The sections which follow are comments on the prominent studies focusing on the association between induced abortion and risk of subsequent preterm birth, from 1993 to the present. Updated 2010.

ADDITIONAL AAPLOG COMMENTS:

The latest statistics in the USA (2007) show a preterm (less than 37 weeks) birth rate of 12.6%. Of these, Early Preterm Birth (EPB—under 32 weeks, infants weighing under 1500 grams, or about three pounds.) is at 7.8%, the highest rate in the past 30 years of stats. As noted in the studies above, previous induced abortions’ have an inordinately increased association with “extreme” (<27 wk) and “early”(<32 wk) premature deliveries (compared to 32 – 37 week premature births.) Thus, it follows that abortion will also have an inordinately increased association with cerebral palsy and other disabilities linked to extreme prematurity.

The total prematurity rate for women in America before 1970, before abortion became legal and common, was approximately 6%. It is of interest to note that in Ireland, where induced abortion is illegal, the prematurity rate in 2003 was 5.48%, less than half the U.S. rate of 12.3%. Is there a message here??

Further very interesting statistics come from the Polish experience. Between 1989 and 1993, Poland’s induced abortion rate decreased 98% due to a new restrictive abortion law. The Demographic Yearbook of Poland reports that, between 1995 and 1997 the rate of extremely preterm births (<28 weeks gestation) dropped by 21%. Is there a message here??
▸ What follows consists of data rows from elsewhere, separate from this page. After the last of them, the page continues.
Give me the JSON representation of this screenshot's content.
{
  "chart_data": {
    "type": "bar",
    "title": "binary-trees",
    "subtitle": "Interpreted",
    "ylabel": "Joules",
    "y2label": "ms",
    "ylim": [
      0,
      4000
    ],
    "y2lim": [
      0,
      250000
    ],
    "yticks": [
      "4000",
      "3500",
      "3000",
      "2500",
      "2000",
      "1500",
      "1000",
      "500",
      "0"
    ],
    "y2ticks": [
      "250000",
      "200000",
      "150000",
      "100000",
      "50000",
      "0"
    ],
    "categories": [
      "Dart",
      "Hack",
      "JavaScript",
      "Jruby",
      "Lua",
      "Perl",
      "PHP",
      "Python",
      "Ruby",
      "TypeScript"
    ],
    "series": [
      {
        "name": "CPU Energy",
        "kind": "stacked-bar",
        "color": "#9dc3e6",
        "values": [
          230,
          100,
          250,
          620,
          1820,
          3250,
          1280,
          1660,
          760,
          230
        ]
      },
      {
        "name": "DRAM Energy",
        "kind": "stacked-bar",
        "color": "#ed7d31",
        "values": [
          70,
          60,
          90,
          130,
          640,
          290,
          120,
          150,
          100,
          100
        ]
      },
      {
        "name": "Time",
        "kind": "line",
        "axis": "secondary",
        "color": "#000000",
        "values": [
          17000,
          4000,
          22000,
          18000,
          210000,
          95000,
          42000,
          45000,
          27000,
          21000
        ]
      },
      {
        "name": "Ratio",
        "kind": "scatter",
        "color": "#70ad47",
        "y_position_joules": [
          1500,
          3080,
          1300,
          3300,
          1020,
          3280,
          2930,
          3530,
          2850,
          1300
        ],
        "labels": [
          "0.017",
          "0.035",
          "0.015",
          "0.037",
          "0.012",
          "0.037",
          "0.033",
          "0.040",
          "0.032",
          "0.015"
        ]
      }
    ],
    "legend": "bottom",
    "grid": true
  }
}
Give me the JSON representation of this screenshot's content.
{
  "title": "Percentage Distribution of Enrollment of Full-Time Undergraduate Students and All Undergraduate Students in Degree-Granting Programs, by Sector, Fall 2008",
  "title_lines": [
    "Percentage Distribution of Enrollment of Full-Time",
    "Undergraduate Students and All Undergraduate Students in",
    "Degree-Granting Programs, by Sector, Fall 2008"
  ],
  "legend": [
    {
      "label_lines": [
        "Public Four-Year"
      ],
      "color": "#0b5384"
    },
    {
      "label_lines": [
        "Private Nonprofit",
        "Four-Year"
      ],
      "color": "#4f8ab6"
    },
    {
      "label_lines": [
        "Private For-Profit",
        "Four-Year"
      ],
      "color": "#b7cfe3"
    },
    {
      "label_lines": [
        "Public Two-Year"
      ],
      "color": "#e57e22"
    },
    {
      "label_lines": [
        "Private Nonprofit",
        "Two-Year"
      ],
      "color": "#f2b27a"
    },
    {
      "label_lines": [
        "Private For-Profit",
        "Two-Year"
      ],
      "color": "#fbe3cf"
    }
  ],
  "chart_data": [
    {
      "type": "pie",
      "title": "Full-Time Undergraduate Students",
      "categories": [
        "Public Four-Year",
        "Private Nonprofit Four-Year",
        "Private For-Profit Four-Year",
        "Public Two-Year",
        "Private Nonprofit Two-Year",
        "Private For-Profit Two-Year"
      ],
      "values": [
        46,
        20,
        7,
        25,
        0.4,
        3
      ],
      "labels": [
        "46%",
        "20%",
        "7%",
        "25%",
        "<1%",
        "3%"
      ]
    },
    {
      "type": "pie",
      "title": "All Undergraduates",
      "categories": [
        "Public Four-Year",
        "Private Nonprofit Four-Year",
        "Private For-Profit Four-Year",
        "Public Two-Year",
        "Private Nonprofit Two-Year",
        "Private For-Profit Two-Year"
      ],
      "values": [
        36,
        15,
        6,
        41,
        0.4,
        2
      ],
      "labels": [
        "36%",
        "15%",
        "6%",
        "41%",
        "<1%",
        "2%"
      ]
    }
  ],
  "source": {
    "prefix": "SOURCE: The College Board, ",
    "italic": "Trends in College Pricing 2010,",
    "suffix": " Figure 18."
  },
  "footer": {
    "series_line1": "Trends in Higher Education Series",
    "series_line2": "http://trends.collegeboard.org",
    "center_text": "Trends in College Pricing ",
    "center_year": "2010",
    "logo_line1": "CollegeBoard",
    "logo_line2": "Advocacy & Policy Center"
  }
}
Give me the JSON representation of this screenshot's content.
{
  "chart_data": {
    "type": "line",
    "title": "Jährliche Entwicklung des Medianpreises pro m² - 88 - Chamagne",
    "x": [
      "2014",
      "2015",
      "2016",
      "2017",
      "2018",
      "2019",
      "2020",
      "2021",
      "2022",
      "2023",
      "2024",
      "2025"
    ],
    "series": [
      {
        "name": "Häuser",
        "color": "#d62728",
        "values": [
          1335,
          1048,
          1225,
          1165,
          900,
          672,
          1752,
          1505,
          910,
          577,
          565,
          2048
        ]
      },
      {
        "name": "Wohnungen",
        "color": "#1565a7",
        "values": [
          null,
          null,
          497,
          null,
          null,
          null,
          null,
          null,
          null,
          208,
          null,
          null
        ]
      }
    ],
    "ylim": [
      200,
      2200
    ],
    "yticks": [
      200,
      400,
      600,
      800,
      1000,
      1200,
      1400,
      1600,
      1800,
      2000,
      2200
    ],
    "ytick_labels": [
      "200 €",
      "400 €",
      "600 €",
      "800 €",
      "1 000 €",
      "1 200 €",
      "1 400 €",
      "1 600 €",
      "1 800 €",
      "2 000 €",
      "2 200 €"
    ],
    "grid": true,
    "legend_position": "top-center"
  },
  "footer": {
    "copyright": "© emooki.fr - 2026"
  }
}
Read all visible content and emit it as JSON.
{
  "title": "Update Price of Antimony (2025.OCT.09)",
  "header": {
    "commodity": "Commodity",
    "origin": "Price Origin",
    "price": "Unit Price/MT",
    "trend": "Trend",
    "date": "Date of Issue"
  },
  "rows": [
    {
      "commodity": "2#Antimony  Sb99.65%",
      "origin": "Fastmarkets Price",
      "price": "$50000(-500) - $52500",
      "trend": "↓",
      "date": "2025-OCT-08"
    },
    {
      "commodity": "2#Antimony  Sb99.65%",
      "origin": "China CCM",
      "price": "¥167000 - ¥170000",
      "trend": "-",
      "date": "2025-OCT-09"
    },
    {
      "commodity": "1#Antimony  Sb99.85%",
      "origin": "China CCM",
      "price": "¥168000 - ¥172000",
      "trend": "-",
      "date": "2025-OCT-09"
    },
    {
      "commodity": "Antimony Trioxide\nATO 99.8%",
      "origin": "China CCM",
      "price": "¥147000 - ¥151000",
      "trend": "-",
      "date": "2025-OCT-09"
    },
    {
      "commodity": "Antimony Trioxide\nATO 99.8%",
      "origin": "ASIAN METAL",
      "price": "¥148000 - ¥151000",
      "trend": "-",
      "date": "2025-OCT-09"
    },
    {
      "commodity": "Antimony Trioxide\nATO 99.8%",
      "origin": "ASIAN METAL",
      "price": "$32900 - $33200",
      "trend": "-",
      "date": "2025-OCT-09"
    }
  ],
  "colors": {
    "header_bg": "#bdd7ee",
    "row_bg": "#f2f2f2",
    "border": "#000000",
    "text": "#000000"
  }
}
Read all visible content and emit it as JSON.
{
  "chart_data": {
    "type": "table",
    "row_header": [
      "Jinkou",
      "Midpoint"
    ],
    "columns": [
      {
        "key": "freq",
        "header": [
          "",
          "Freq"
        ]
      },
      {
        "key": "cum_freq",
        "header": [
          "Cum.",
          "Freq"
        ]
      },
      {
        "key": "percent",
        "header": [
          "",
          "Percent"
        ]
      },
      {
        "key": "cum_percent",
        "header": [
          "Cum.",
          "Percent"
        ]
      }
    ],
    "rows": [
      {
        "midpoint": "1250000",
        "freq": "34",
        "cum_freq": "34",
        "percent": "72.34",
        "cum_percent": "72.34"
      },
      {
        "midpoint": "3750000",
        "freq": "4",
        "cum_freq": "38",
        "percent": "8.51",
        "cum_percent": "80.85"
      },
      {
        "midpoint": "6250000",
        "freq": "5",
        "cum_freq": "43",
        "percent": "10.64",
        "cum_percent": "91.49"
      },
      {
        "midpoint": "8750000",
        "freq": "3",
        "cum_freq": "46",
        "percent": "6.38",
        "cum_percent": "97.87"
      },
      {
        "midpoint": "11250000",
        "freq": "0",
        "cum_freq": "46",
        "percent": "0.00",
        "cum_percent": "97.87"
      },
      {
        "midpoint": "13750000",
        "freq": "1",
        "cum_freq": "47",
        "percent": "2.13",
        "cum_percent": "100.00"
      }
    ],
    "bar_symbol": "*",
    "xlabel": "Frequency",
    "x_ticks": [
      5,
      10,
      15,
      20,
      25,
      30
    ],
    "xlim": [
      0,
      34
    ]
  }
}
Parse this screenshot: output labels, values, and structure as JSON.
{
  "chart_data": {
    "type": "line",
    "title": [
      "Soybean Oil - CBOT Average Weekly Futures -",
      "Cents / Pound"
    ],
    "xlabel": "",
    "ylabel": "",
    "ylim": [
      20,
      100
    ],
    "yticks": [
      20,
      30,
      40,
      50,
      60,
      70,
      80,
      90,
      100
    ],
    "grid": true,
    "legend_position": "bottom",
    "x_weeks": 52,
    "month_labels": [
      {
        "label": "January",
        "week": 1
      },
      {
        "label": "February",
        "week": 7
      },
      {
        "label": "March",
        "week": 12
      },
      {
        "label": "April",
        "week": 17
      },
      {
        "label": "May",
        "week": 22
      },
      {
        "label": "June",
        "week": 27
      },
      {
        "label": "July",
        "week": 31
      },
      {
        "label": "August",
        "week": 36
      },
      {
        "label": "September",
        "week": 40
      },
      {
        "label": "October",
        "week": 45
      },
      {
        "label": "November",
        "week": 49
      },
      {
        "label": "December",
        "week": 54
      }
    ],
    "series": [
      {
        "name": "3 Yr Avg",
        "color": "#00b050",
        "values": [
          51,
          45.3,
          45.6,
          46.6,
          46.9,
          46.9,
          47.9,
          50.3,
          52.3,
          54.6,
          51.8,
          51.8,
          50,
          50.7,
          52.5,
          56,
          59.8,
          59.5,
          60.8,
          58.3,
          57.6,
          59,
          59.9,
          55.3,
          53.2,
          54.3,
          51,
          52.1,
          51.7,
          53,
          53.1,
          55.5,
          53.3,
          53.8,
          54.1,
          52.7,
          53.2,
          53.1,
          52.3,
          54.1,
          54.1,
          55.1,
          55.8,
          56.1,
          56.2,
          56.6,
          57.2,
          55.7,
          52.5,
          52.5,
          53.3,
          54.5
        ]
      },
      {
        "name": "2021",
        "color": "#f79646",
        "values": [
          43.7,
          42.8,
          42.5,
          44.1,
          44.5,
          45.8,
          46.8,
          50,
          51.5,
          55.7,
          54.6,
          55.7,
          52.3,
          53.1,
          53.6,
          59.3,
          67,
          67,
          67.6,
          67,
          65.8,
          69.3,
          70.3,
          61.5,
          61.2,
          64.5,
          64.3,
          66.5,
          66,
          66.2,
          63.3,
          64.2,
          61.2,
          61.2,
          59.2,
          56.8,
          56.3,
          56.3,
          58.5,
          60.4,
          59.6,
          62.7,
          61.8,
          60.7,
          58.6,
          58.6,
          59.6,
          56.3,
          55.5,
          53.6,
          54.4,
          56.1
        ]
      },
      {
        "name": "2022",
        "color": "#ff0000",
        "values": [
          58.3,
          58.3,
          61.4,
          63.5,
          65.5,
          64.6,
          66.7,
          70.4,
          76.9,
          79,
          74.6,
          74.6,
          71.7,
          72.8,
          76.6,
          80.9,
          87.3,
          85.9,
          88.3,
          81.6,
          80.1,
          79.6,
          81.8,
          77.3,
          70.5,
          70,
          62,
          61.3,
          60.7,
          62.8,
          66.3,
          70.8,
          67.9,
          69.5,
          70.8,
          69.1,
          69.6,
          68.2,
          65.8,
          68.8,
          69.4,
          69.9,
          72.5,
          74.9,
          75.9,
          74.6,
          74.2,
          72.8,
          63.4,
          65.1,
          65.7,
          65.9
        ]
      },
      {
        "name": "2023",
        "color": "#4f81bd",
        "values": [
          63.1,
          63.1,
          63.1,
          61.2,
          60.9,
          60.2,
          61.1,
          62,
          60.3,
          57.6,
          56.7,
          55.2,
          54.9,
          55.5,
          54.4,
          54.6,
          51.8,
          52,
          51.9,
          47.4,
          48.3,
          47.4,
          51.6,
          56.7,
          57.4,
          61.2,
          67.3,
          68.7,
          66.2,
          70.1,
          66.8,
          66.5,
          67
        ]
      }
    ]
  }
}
Induced abortion has a significant association with subsequent premature birth, and particularly “very” premature birth (i.e, before 32 weeks gestation). “Very” premature birth has a significant association with cerebral palsy and other developmental difficulties. Preemies under 32 weeks have a Cerebral Palsy rates 55 times higher that the rates for a term baby.

AAPLOG calls upon the involved medical disciplines, in particular perinatologists (MFMs) and neonatologists, to recognize this reality, and to act in the best interest of the women and babies who would be at risk. Public education and adequate informed consent are an essential place to start. But all physicians caring for women must be cognizant of this preventable risk factor, and educate their vulnerable patients accordingly. Simply ignoring induced abortion as a risk factor for subsequent premature birth is not an acceptable standard of care.